Un éventuel rôle de la pandémie
Les autres analyses sur les échantillons sanguins ont montré la présence d'autres virus, dont des rhinovirus ainsi qu'un coronavirus humain OC32. Les enfants inclus dans l'étude n'ont pas d'historique de contamination au Covid-19. Toutefois, la pandémie aurait pu jouer un rôle. Certains experts supposent qu'une baisse de l'immunité suite aux confinements aurait pu causer une réaction plus sévère à l'adénovirus. D'autres émettent l'hypothèse qu'une infection au Covid-19 aurait endommagé le système immunitaire, le rendant plus fragile. Mais aucune de ces pistes n'a pu être confirmée pour le moment.
L'hépatite est une inflammation du foie, un organe vital qui digère les nutriments, filtre le sang et joue un rôle immunitaire. Le plus souvent, les hépatites sont causées par un virus. Mais les adénovirus ne causent en général des hépatites que chez les personnes immunodéprimées. Or, les patients d'Alabama étaient en bonne santé avant de tomber malades. Il se pourrait que les adénovirus soient "sous-reconnus comme des causes de maladies du foie chez les enfants en bonne santé" selon les CDC. Les adénovirus se transmettent par voie féco-orale (en portant à la bouche des doigts, des objets, des boissons ou de la nourriture
souillés par des matières fécales). Ils survivent sur les surfaces et ne sont pas bien éliminés par les gels hydroalcooliques selon l'American Academy of Pediatrics.

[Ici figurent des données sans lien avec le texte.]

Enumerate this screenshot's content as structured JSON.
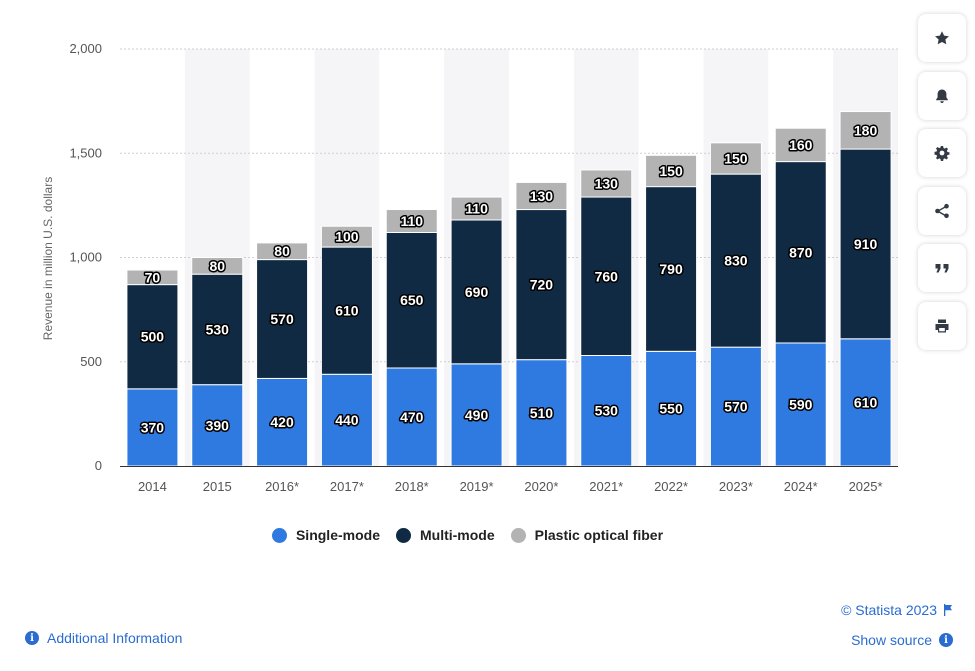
{
  "chart_data": {
    "type": "bar",
    "stacked": true,
    "categories": [
      "2014",
      "2015",
      "2016*",
      "2017*",
      "2018*",
      "2019*",
      "2020*",
      "2021*",
      "2022*",
      "2023*",
      "2024*",
      "2025*"
    ],
    "series": [
      {
        "name": "Single-mode",
        "color": "#2f7ae0",
        "values": [
          370,
          390,
          420,
          440,
          470,
          490,
          510,
          530,
          550,
          570,
          590,
          610
        ]
      },
      {
        "name": "Multi-mode",
        "color": "#102a43",
        "values": [
          500,
          530,
          570,
          610,
          650,
          690,
          720,
          760,
          790,
          830,
          870,
          910
        ]
      },
      {
        "name": "Plastic optical fiber",
        "color": "#b3b3b3",
        "values": [
          70,
          80,
          80,
          100,
          110,
          110,
          130,
          130,
          150,
          150,
          160,
          180
        ]
      }
    ],
    "ylabel": "Revenue in million U.S. dollars",
    "xlabel": "",
    "ylim": [
      0,
      2000
    ],
    "yticks": [
      0,
      500,
      1000,
      1500,
      2000
    ],
    "ytick_labels": [
      "0",
      "500",
      "1,000",
      "1,500",
      "2,000"
    ],
    "grid": true,
    "legend_position": "bottom"
  },
  "legend": [
    {
      "label": "Single-mode",
      "color": "#2f7ae0"
    },
    {
      "label": "Multi-mode",
      "color": "#102a43"
    },
    {
      "label": "Plastic optical fiber",
      "color": "#b3b3b3"
    }
  ],
  "toolbar": [
    {
      "name": "star-icon"
    },
    {
      "name": "bell-icon"
    },
    {
      "name": "gear-icon"
    },
    {
      "name": "share-icon"
    },
    {
      "name": "quote-icon"
    },
    {
      "name": "print-icon"
    }
  ],
  "footer": {
    "copyright": "© Statista 2023",
    "show_source": "Show source",
    "additional_info": "Additional Information"
  }
}
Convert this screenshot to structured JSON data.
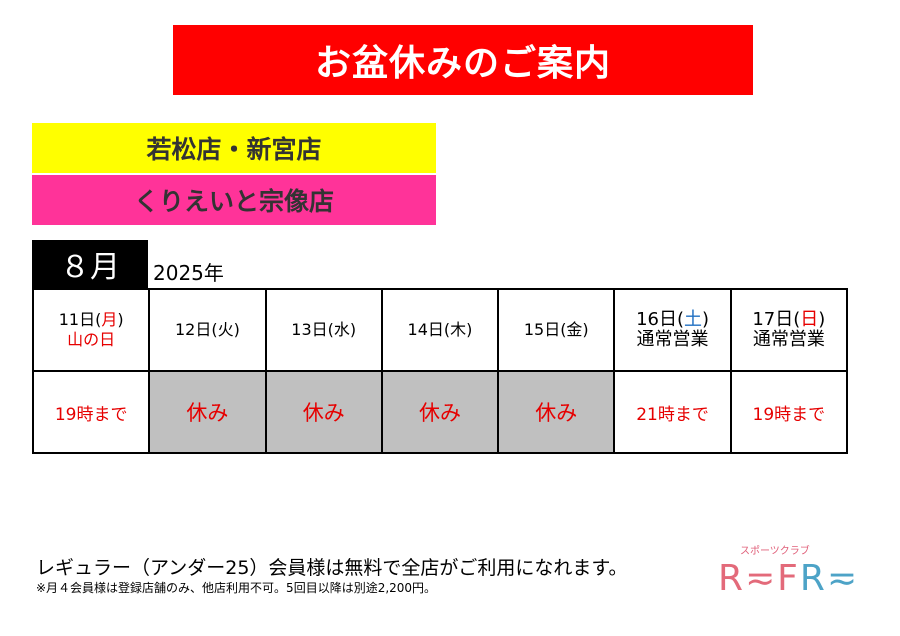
{
  "title": "お盆休みのご案内",
  "stores": {
    "line1": "若松店・新宮店",
    "line2": "くりえいと宗像店"
  },
  "month": "８月",
  "year": "2025年",
  "days": [
    {
      "date": "11日(",
      "dow": "月",
      "close": ")",
      "note": "山の日",
      "status": "19時まで"
    },
    {
      "date": "12日(火)",
      "status": "休み"
    },
    {
      "date": "13日(水)",
      "status": "休み"
    },
    {
      "date": "14日(木)",
      "status": "休み"
    },
    {
      "date": "15日(金)",
      "status": "休み"
    },
    {
      "date": "16日(",
      "dow": "土",
      "close": ")",
      "note": "通常営業",
      "status": "21時まで"
    },
    {
      "date": "17日(",
      "dow": "日",
      "close": ")",
      "note": "通常営業",
      "status": "19時まで"
    }
  ],
  "footer": {
    "main": "レギュラー（アンダー25）会員様は無料で全店がご利用になれます。",
    "note": "※月４会員様は登録店舗のみ、他店利用不可。5回目以降は別途2,200円。"
  },
  "logo": {
    "sub": "スポーツクラブ",
    "part1": "R≂F",
    "part2": "R≂"
  },
  "colors": {
    "banner": "#ff0000",
    "store1_bg": "#ffff00",
    "store2_bg": "#ff3399",
    "closed_bg": "#c0c0c0",
    "status_text": "#e60000",
    "saturday": "#1f6fc2"
  }
}
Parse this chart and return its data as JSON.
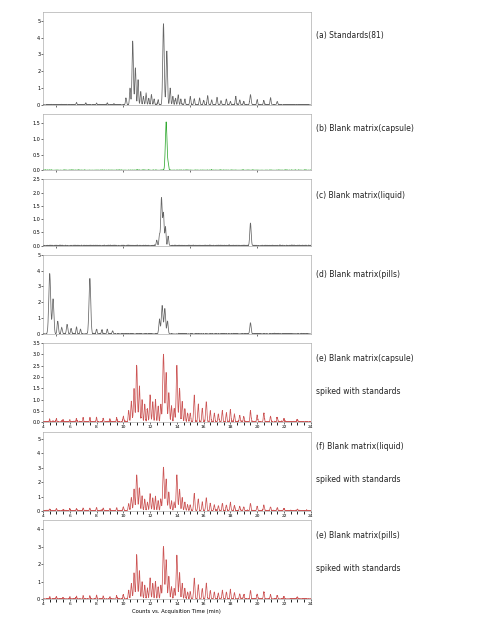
{
  "panels": [
    {
      "label": "(a) Standards(81)",
      "color": "#666666",
      "ylim": [
        0,
        5.5
      ],
      "yticks": [
        0,
        1,
        2,
        3,
        4,
        5
      ],
      "style": "standards",
      "show_xaxis": false,
      "label_lines": [
        "(a) Standards(81)"
      ]
    },
    {
      "label": "(b) Blank matrix(capsule)",
      "color": "#33aa33",
      "ylim": [
        0,
        1.8
      ],
      "yticks": [
        0,
        0.5,
        1.0,
        1.5
      ],
      "style": "blank_capsule",
      "show_xaxis": false,
      "label_lines": [
        "(b) Blank matrix(capsule)"
      ]
    },
    {
      "label": "(c) Blank matrix(liquid)",
      "color": "#666666",
      "ylim": [
        0,
        2.5
      ],
      "yticks": [
        0,
        0.5,
        1.0,
        1.5,
        2.0,
        2.5
      ],
      "style": "blank_liquid",
      "show_xaxis": false,
      "label_lines": [
        "(c) Blank matrix(liquid)"
      ]
    },
    {
      "label": "(d) Blank matrix(pills)",
      "color": "#666666",
      "ylim": [
        0,
        5.0
      ],
      "yticks": [
        0,
        1,
        2,
        3,
        4,
        5
      ],
      "style": "blank_pills",
      "show_xaxis": false,
      "label_lines": [
        "(d) Blank matrix(pills)"
      ]
    },
    {
      "label": "(e) Blank matrix(capsule)\nspiked with standards",
      "color": "#cc5555",
      "ylim": [
        0,
        3.5
      ],
      "yticks": [
        0,
        0.5,
        1.0,
        1.5,
        2.0,
        2.5,
        3.0,
        3.5
      ],
      "style": "spiked",
      "show_xaxis": true,
      "label_lines": [
        "(e) Blank matrix(capsule)",
        "spiked with standards"
      ]
    },
    {
      "label": "(f) Blank matrix(liquid)\nspiked with standards",
      "color": "#cc5555",
      "ylim": [
        0,
        5.5
      ],
      "yticks": [
        0,
        1,
        2,
        3,
        4,
        5
      ],
      "style": "spiked",
      "show_xaxis": true,
      "label_lines": [
        "(f) Blank matrix(liquid)",
        "spiked with standards"
      ]
    },
    {
      "label": "(e) Blank matrix(pills)\nspiked with standards",
      "color": "#cc5555",
      "ylim": [
        0,
        4.5
      ],
      "yticks": [
        0,
        1,
        2,
        3,
        4
      ],
      "style": "spiked",
      "show_xaxis": true,
      "label_lines": [
        "(e) Blank matrix(pills)",
        "spiked with standards"
      ]
    }
  ],
  "xlim": [
    4,
    24
  ],
  "xlabel": "Counts vs. Acquisition Time (min)",
  "background": "#ffffff",
  "panel_bg": "#ffffff",
  "height_ratios": [
    1.4,
    0.85,
    1.0,
    1.2,
    1.2,
    1.2,
    1.2
  ]
}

En France, les autorités sont aux aguets. La Direction générale de la Santé (DGS) a publié un message urgent stipulant que toute hépatite aiguë chez un enfant de moins de 18 ans doit conduire à la réalisation d’un bilan étiologique complet. Un bilan qui comprend des prélèvements sanguins, respiratoires, urinaires et fécaux. Si un adénovirus est retrouvé, le cas est considéré comme possible et doit donner lieu à un signalement à Santé Publique France. Pour le moment, aucun surnombre de cas n'a été recensé en France.